630
Anon reflects on e-sports
(sh.itjust.works)
This is a place to share greentexts and witness the confounding life of Anon. If you're new to the Greentext community, think of it as a sort of zoo with Anon as the main attraction.
Be warned:
If you find yourself getting angry (or god forbid, agreeing) with something Anon has said, you might be doing it wrong.
I like how no one mentions that CRT pixels bleed into each other.
And it worked as AA wasn’t as important in that “fuzzier” screen when graphics aren’t as good as they are today.
Sure, and in fact some developers used the fuzziness to their advantage, which can make certain games look weird when you display them on anything modern. But, my point was more that some people are in here acting like every part of a CRT experience is better than flatscreens.
Most notable roundening I can think of is Lara Croft's boobs. They weren't triangles when you played on a CRT!
They were good for the time, and they still do offer some benefits, but those benefits are overshadowed by the advantages of modern gaming LCDs. I wouldn’t want one today if I had to pick.

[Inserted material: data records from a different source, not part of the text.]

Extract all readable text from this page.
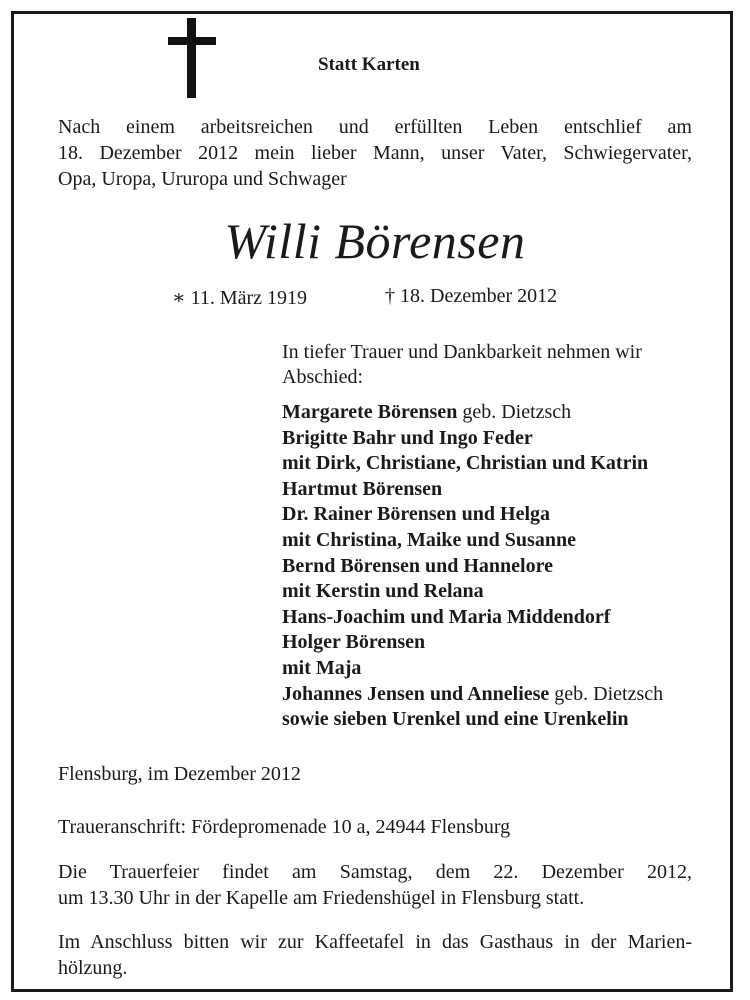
Statt Karten
Nach einem arbeitsreichen und erfüllten Leben entschlief am
18. Dezember 2012 mein lieber Mann, unser Vater, Schwiegervater,
Opa, Uropa, Ururopa und Schwager
Willi Börensen
∗ 11. März 1919	† 18. Dezember 2012
In tiefer Trauer und Dankbarkeit nehmen wir
Abschied:
Margarete Börensen geb. Dietzsch
Brigitte Bahr und Ingo Feder
mit Dirk, Christiane, Christian und Katrin
Hartmut Börensen
Dr. Rainer Börensen und Helga
mit Christina, Maike und Susanne
Bernd Börensen und Hannelore
mit Kerstin und Relana
Hans-Joachim und Maria Middendorf
Holger Börensen
mit Maja
Johannes Jensen und Anneliese geb. Dietzsch
sowie sieben Urenkel und eine Urenkelin
Flensburg, im Dezember 2012
Traueranschrift: Fördepromenade 10 a, 24944 Flensburg
Die Trauerfeier findet am Samstag, dem 22. Dezember 2012,
um 13.30 Uhr in der Kapelle am Friedenshügel in Flensburg statt.
Im Anschluss bitten wir zur Kaffeetafel in das Gasthaus in der Marien-
hölzung.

Are you sure it was CRT technology? Because bear in mind, colour CRTs had to focus the beam so accurately that it only hit the specific "pixel" for the colour being lit at that time. What there was, was blur from bad focus settings, age and phosphor persistence (which is still a thing in LCD to an extent).
What DID cause blur was the act of merging the image, the colour and the synchronisation into a composite signal. All the mainstream systems (PAL, SECAM and NTSC) would cause a blurring effect. Games on 80s/90s consoles generally used this to their advantage, and you can see the dithering effects clearly on emulators of systems from that period. Very specifically, the colour signal sharing spectrum with the luminance signal would lead to a softening of the image which would appear like blurring. Most consoles from the time only output either an RF signal for a TV or if you were lucky a composite output.
Good computer monitors (not TVs) of the time were extremely crisp when fed a suitable RGB signal.